2015, Faez, Sanli, Lahini, Yoav, Weidlich, Stefan, Garmann, Rees F., Wondraczek, Katrin, Zeisberger, Matthias, Schmidt, Markus A., Orrit, Michel, Manoharan, Vinothan N.

High-speed tracking of single particles is a gateway to understanding physical, chemical, and biological processes at the nanoscale. It is also a major experimental challenge, particularly for small, nanometer-scale particles. Although methods such as confocal or fluorescence microscopy offer both high spatial resolution and high signal-to-background ratios, the fluorescence emission lifetime limits the measurement speed, while photobleaching and thermal diffusion limit the duration of measurements.

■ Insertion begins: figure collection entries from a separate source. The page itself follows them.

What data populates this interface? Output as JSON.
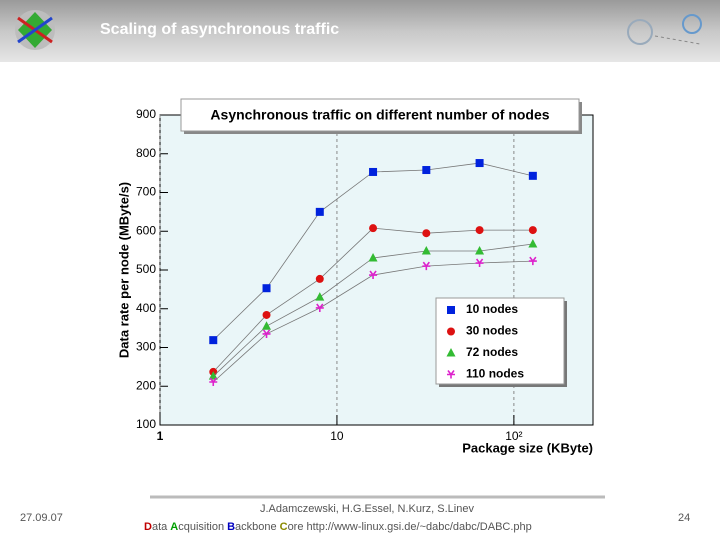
{
  "header": {
    "title": "Scaling of asynchronous traffic"
  },
  "footer": {
    "date": "27.09.07",
    "authors": "J.Adamczewski, H.G.Essel, N.Kurz, S.Linev",
    "project": [
      "Data",
      "Acquisition",
      "Backbone",
      "Core"
    ],
    "url": "http://www-linux.gsi.de/~dabc/dabc/DABC.php",
    "page": "24"
  },
  "chart_data": {
    "type": "line",
    "title": "Asynchronous traffic on different number of nodes",
    "x_label": "Package size (KByte)",
    "y_label": "Data rate per node (MByte/s)",
    "x": [
      2,
      4,
      8,
      16,
      32,
      64,
      128
    ],
    "series": [
      {
        "name": "10 nodes",
        "color": "#0022dd",
        "marker": "square",
        "values": [
          319,
          453,
          650,
          753,
          758,
          776,
          743
        ]
      },
      {
        "name": "30 nodes",
        "color": "#dd1111",
        "marker": "circle",
        "values": [
          237,
          384,
          477,
          608,
          595,
          603,
          603
        ]
      },
      {
        "name": "72 nodes",
        "color": "#33bb33",
        "marker": "triangle",
        "values": [
          226,
          355,
          430,
          531,
          549,
          549,
          567
        ]
      },
      {
        "name": "110 nodes",
        "color": "#dd22cc",
        "marker": "star",
        "values": [
          211,
          335,
          402,
          487,
          510,
          518,
          523
        ]
      }
    ],
    "xlog": true,
    "xlim": [
      1,
      280
    ],
    "xticks": [
      1,
      10,
      {
        "value": 100,
        "label": "10²"
      }
    ],
    "ylim": [
      100,
      900
    ],
    "yticks": [
      100,
      200,
      300,
      400,
      500,
      600,
      700,
      800,
      900
    ],
    "grid": true,
    "legend": "lower right"
  }
}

Here we present a tracking method based on elastic light scattering that enables long-duration measurements of nanoparticle dynamics at rates of thousands of frames per second. We contain the particles within a single-mode silica fiber having a subwavelength, nanofluidic channel and illuminate them using the fiber's strongly confined optical mode. The diffusing particles in this cylindrical geometry are continuously illuminated inside the collection focal plane. We show that the method can track unlabeled dielectric particles as small as 20 nm as well as individual cowpea chlorotic mottle virus (CCMV) virions-26 nm in size and 4.6 megadaltons in mass-at rates of over 3 kHz for durations of tens of seconds. Our setup is easily incorporated into common optical microscopes and extends their detection range to nanometer-scale particles and macromolecules. The ease-of-use and performance of this technique support its potential for widespread applications in medical diagnostics and micro total analysis systems.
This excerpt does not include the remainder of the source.